Wealth is produced by the free exchange of goods, where both parties benefit. A person who lives entirely on their own, engaging in no commerce with others, produces no wealth. This is not to say such a person couldn’t survive, or be happy, but they will only accumulate the value of their own labor. A hermit who isn’t very good at wood working, but hunts with great skill, can generate wealth by trading venison for a fine new rocking chair, made by a starving carpenter. Both parties benefit from this voluntary exchange.
Every aspect of our modern economy evolved as a way to magnify the surplus value created by such commerce. Currency is easier to carry than bartered goods. Credit allows essential purchases and investments to be made with future earnings. The purchase of stock allows investors to pool their resources and finance the risks taken by visionaries, with the anticipation of reward.
All of these tools allow people to take advantage of predicted opportunities. They don’t have to wait until they see a mob of hungry customers, and pull out a wad of cash to finance construction, in order to build a restaurant. The highest level of wealth is generated by transactions that essentially take place in the future.
This is the level of wealth Americans are accustomed to. You operated on that level when you used your credit card to purchase cutting-edge electronics or software on Cyber Monday. The Information Age economy is a rolling thunderstorm of investments and purchases, moving billions of dollars with the speed of light. Dollars accumulate an electric charge of wealth as they pass between producers and consumers, employers and employees, investors and entrepreneurs.
This financial supercomputer requires a calm, controlled environment to function properly. It processes vast amounts of data, which must be reliable. That is why economies contract under the influence of activist government. The State is unstable and unpredictable. It can insulate some entities from consequence, and penalize others out of ideology. Its power can surge by exploiting class-warfare resentment, or deflate when key politicians become mired in personal scandal. The government can enter a market as a “competitor,” rewrite the rules to suit itself, and cover its losses with money from deficit spending or increased taxes. Its income and expenditures are not tied to its performance.
High taxes are inherently destabilizing. Look at the current situation with the Bush tax cuts. Political games are being played over holding some tax rates stable, while allowing others to skyrocket, based entirely on an arbitrary line of income. Politicians talk loudly about the need to create jobs, while promoting job-killing tax increases in the name of “fairness.” Which one do they really mean?

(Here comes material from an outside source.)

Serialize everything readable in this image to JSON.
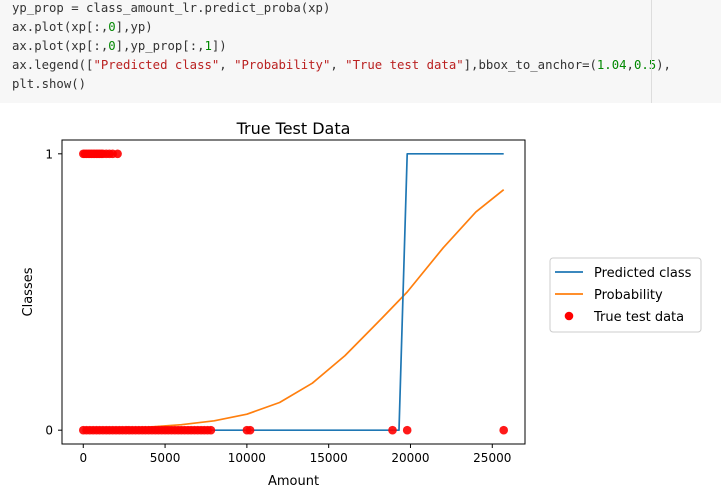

Another cause of instability is the schizophrenic nature of Big Government, which loses sight of its mission in pursuit of its goals. Case in point: the Federal Reserve. Prior to 1977, the Fed was charged with maintaining the stability of the currency. In that year, Congress changed it to a “dual mandate” and assigned them to also “promote effectively the goal of maximum employment.” How can the Federal Reserve do that? Hint: they’ve got a printing press that spits out dollar bills in the basement.
Reducing the value of our currency is meant to increase exports, and encourage investment in corporate bonds. It also increases the unpredictability of government behavior, and corrupts the data stream feeding into the engine of commerce. The Federal Reserve is transformed from a group of financial engineers into architects, with a mandate to reshape broad sectors of society. As George Will relates in a recent column, Federal Reserve governors use scary words like “social welfare” now.
Fox Business analyst Peter Barnes reports Representative Mike Pence (R-IN) has introduced legislation to end the “dual mandate” and prevent the Fed from making potentially harmful moves in the name of economic stimulus and job creation, forcing them to focus on protecting the dollar and preventing inflation. The measure has support in the Senate from Bob Corker (R-TN).
Also supporting the move is the president of the Federal Reserve Bank of St. Louis, James Bullard, who says, “no matter where you are in the world, the only thing that your central bank can do is control inflation in the long run. All the things on the real economy are due to real factors – technology and preferences in the economy. I thought we had clarity on that. I thought the rhetoric that we’ve used for at least 20 years is that we’re going to provide a stable price backdrop and let the private sector decide how to allocate resources.”
Mr. Bullard has it exactly right. Wealth and prosperity require stability, and resources allocated through free choice. Every other system provides mere subsistence, or less.